Engel halten Seelen fest, Ausschnitt aus einem Fresko, etwa 1350 in Pisa von Francesco Traini oder Buonamico Buffalmacco gemalt © © Corbis/Sandro Vannini
Der philosophisch-wissenschaftliche Blick Platons war auf eine komplexe innere Persönlichkeit mit einer Seele gerichtet, die zwei oder drei Teile umfasste; davon war der wichtigste die »Vernunft« oder die »Rationalität«. Das war eine klassische Voraussetzung des Leib-Seele-Dualismus. Im ersten Jahrhundert nach Christus bezeichnete der alexandrinische Jude Philo die menschliche Seele als die
psychēs logikēs
– das heißt als »rationale Seele«. Ferner deutete Philo die Schöpfungsgeschichte der Menschheit als eine zweiteilige Saga. In Genesis 1,26–27 erschuf Gott die
psychēs logikēs
oder die »rationale Seele«, die Philo als Abbild Gottes bezeichnete. Und dann erschuf Gott in Genesis 2,7 den Leib, dem er diese »rationale Seele« einhauchte.

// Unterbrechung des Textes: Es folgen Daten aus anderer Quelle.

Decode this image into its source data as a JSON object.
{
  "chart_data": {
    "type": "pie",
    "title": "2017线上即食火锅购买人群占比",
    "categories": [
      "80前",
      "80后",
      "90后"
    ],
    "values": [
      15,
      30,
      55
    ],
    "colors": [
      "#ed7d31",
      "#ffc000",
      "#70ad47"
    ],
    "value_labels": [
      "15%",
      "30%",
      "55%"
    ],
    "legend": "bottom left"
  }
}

Auch wenn Philos Sicht von Schöpfung und menschlicher Person sich nicht im Alten oder Neuen Testament finden lässt, wurde sie von den frühen Kirchenvätern aufgegriffen. Viele von ihnen waren weithin bekannte Gelehrte, die sich – wie Philo – damit befassten, zu demonstrieren, wie der biblische Glaube mit den zeitgenössischen intellektuellen Strömungen vereinbar sei. Sie taten das, indem sie Formulierungen verwendeten, die in der Bibel nicht vorkamen und die die menschliche Person als »rationale Seele« bezeichneten. Auf diese Weise übernahmen so frühe Theologen wie Clemens, Tertullian und Origenes Vorstellungen vom Mittelplatonismus, um die rationale Seele als das Eigentliche am Menschen zu bestimmen. Damit war für Hunderte von Jahren der Leib-Seele-Dualismus die »Wissenschaft«, welche die kirchliche Interpretation ihrer heiligen Schriften prägte – und zwar so sehr, dass eine Infragestellung offenbar eine Infragestellung der heiligen Schriften selbst, und damit auch des Glaubens der Kirche, bedeutet hätte, wie es heute scheint. Tatsächlich betonen Bibel und frühe Kirche bei ihrem Nachdenken über die menschliche Person das Ausmaß, bis zu dem die frühen Kirchentheologen den von Philo bereiteten Weg folgen und damit die monistischen Vorstellungen der Heiligen Schrift ablösen.